Glossary · Average order value (AOV)
Cost & margin
What is average order value (AOV)?
Average order value (AOV) is the average dollar amount a guest spends per order — total revenue ÷ number of orders. Raising it through upsells, bundling and smart menu design grows revenue without needing more customers.
The formula: AOV = total revenue ÷ number of orders. $12,000 across 400 orders is a $30 average ticket. Also called average check or average ticket — and worth tracking per channel, since delivery, takeout and dine-in often carry very different averages.
Why it matters to a restaurant
There are only three ways to grow revenue: more customers, more visits per customer, or more spend per visit. The first two cost marketing money and time; the third — AOV — is largely a matter of how you present the menu and what you offer at the moment of ordering. That makes it the quietest and cheapest of the three levers, and the one most independents leave untouched. A couple of extra dollars per ticket, applied across every order all year, adds up to a number that surprises owners.
The money angle
AOV is powerful because so much of the cost of an order is fixed per ticket — the labor to take and make it, the packaging, the card's flat transaction fee. When a guest adds a $4 drink or a $6 side, a large share of that add-on is margin, not cost. This is also why AOV and the effective processing rate are linked: a higher average ticket spreads any fixed per-transaction fee across more dollars, lowering its bite. Grow the ticket and you often grow profit faster than revenue.
How restaurants lift it
The reliable moves are unglamorous and repeatable: a trained suggestive upsell (“want to make it a combo?”), family and party bundles, add-on modifiers surfaced at online checkout where there's no social friction, and menu design that steers attention to higher-margin dishes. On your own first-party ordering channel you control that checkout flow completely — one more reason to move repeat orders there. The point isn't to squeeze guests; it's to make the natural add-ons easy to say yes to.
Frequently asked questions
How do you calculate average order value?
Divide total revenue by the number of orders over the same period. If a restaurant takes $12,000 across 400 orders in a week, its average order value is $30. It's sometimes called average ticket or average check, and you can track it overall or by channel — dine-in, takeout, delivery.
How can a restaurant increase average order value?

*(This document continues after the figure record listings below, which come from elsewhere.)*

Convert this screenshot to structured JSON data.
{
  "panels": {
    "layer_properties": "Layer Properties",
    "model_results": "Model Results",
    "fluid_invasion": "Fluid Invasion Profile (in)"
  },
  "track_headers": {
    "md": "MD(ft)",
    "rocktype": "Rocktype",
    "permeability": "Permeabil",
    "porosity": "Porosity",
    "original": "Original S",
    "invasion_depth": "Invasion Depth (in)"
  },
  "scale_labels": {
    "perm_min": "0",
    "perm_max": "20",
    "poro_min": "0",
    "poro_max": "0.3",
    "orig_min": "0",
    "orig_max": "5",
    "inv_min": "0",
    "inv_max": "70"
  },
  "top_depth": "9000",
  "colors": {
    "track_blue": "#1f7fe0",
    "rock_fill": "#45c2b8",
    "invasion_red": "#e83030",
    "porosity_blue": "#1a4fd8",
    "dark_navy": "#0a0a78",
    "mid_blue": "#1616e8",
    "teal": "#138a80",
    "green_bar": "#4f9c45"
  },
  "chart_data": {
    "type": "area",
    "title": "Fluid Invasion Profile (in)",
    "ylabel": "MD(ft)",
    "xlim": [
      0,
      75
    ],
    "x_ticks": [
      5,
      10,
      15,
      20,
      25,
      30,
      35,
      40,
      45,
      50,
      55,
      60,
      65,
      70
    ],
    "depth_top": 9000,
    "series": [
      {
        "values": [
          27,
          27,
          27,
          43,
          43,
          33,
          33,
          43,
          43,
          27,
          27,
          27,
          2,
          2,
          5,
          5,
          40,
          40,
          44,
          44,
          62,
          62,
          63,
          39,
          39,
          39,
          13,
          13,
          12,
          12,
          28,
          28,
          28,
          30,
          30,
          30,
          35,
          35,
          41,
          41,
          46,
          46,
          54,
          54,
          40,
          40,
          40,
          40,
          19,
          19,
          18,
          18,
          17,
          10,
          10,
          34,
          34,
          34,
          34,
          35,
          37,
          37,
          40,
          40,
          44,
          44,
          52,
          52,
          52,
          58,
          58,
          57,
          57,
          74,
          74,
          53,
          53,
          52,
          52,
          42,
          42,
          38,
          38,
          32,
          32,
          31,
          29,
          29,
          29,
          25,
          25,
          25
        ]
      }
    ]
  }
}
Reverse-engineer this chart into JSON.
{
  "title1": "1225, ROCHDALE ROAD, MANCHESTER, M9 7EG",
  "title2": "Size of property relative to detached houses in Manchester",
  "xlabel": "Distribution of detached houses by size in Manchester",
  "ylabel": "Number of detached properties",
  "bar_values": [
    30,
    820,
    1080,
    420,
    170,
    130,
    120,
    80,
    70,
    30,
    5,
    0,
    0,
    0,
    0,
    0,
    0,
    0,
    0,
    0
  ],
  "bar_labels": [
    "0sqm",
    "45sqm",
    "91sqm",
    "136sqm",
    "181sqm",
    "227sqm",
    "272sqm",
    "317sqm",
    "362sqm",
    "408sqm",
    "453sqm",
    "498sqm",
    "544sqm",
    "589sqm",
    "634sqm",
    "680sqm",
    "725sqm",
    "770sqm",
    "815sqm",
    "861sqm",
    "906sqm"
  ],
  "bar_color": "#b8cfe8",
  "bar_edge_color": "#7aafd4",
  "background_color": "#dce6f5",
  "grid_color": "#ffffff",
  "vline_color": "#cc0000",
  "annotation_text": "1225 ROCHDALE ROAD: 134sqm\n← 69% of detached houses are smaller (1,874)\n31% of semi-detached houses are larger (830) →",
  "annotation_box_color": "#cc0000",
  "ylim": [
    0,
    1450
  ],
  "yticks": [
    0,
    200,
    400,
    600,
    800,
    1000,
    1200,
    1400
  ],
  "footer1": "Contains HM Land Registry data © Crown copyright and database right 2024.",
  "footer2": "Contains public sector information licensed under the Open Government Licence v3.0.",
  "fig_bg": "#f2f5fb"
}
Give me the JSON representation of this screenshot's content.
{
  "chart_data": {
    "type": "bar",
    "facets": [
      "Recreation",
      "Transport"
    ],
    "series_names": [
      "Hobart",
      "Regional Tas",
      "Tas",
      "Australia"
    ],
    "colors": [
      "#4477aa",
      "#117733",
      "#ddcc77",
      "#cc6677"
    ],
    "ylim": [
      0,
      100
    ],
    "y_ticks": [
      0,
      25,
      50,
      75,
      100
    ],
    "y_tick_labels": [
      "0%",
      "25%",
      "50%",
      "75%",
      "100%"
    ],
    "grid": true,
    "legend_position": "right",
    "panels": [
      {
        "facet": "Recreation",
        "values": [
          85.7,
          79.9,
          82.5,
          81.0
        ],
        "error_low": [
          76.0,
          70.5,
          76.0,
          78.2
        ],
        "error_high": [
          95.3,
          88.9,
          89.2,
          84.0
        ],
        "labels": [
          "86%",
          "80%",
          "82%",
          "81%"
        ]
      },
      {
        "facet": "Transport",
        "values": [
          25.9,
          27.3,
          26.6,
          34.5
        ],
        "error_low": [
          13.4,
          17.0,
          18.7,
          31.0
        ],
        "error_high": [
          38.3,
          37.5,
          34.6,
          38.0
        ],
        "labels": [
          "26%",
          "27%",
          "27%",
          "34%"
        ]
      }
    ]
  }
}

Common levers are suggestive upsells (a side, drink or dessert), combos and family bundles, well-placed add-on modifiers at online checkout, and menu design that guides guests toward higher-margin items. Small, consistent nudges on every ticket usually beat a single big price change.
Why is average order value important?
Because raising it grows revenue from the customers you already have — no extra marketing spend, no new foot traffic. Since much of a restaurant's cost per order is fixed, a higher average ticket often drops a healthy share straight to profit, which makes AOV one of the cheapest growth levers available.